36
Um jogo divino
E chegou o dia 2 de outubro de 1928. Eu estava a fazer uns dias de retiro, porque tinha de os fazer, e foi então que o Opus Dei veio ao mundo. Ainda ressoam aos meus ouvidos os sinos da igreja de Nossa Senhora dos Anjos, festejando a sua Padroeira. O Senhor, «ludens [...] omni tempore, ludens in orbe terrarum»3, que brinca connosco como um pai com os seus filhos pequenos, embora já não sejamos criaturas de pouca idade, vendo a minha resistência e aquele trabalho entusiasta e débil ao mesmo tempo, deu-me a aparente humildade de pensar que poderia haver no mundo coisas que não se diferenciassem do que Ele me pedia. Era uma cobardia pouco razoável; era a cobardia do comodismo, e a prova de que não me interessava ser fundador de nada...
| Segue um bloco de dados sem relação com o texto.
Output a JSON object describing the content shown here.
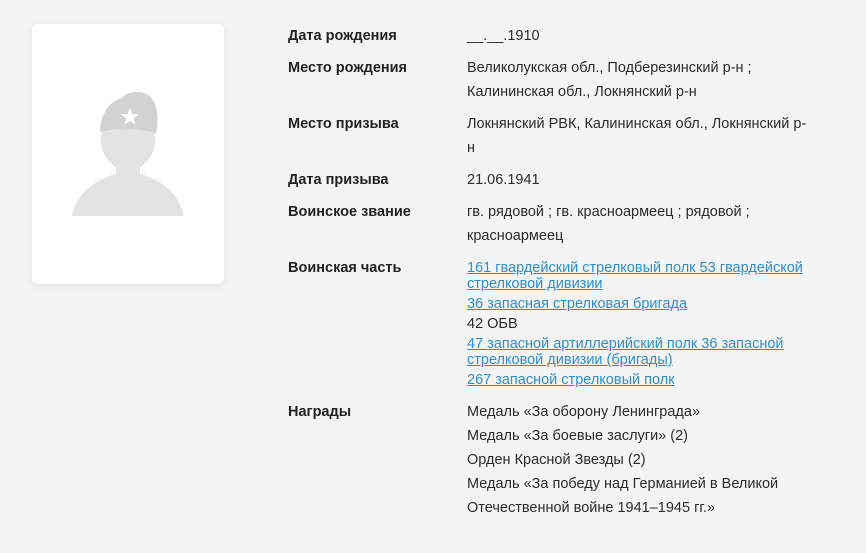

Na altura, não era melhor do que sou agora; era um pobre homem. Não podia haver jamais da minha parte, enquanto isto acontecia, algo que, nem de longe, pudesse parecer coisa minha. Era um amor, uma prova do amor de Deus, que saía dos trilhos da providência ordinária – porque houve intervenções extraordinárias, quando foi necessário; se eu dissesse o contrário, mentiria –, e que eu recebia com medo. Quando isso acontecia, sentia imediatamente aquele sou Eu. Com a minha cabeça, quando examinava friamente a situação, não via ali nada que fossem nervos: era uma coisa de Deus; e dirigia-me tranquilamente – embora vacilando – ao meu confessor.
Para que não houvesse dúvidas de que era Ele quem queria realizar a sua Obra, o Senhor servia-Se de coisas externas. Eu tinha escrito: Nunca haverá mulheres – nem a brincar – no Opus Dei. E, poucos dias depois, o 14 de fevereiro; para que se visse que não era coisa minha, mas contra a minha inclinação e contra a minha vontade.
Eu ia a casa de uma senhora de oitenta anos, que se confessava comigo, celebrar missa num pequeno oratório que ela tinha. E foi aí, depois da comunhão, na missa, que a secção feminina veio ao mundo. Depois, a seu tempo, fui falar com o meu confessor, que me disse: «Isto é tão de Deus como o resto».
Essas intervenções do Senhor eram coisas que me comoviam, que me perturbavam, que me levavam – apesar das quatro cadeiras, ou talvez seis, de Sagrada Escritura que fiz, com as melhores classificações – a ignorar, naquele momento, tudo o que diz o Evangelho. Ai, meu Deus, isto é o demónio! Em certa ocasião, fui de Santa Isabel até casa da minha mãe para ver o que estava escrito no Evangelho. E encontrei tudo exatamente...
Quando estava roído de preocupações, ante o dilema de passar ou não de um lado para o outro durante a guerra civil espanhola, no meio daquela perseguição, para fugir dos comunistas, tive outra prova externa: a rosa de madeira. Coisas assim. Deus trata-me como a um pobre menino a quem é preciso dar provas tangíveis, mas de modo ordinário.
Assim, por processos muito comuns, Jesus, Senhor Nosso, o Pai e o Espírito Santo, com o sorriso amabilíssimo da Mãe de Deus, da Filha de Deus, da Esposa de Deus, foram-me empurrando para diante, sendo o que sou, um pobre homem, um burrico que Deus quis tomar pela mão: «Ut iumentum factus sum apud te, et ego semper tecum»4.
Recentemente, houve um sacerdote que criticou Caminho, dizendo que ele não é a lata do lixo, que o corpo há de ressuscitar. Esquece-se do que São Paulo escreve: «Encaro todas as coisas como lixo»5; e, noutra passagem: «Somos tratados como o esterco do mundo, como a escória de todos»6. E das inúmeras vezes em que a Sagrada Escritura ensina que somos de barro, formados do pó da terra7. O Senhor fez-me entender isso muito claramente, de modo que... nem sequer a lata, mas o que há dentro da lata: é isso que me sinto. Perdão, Senhor, perdão.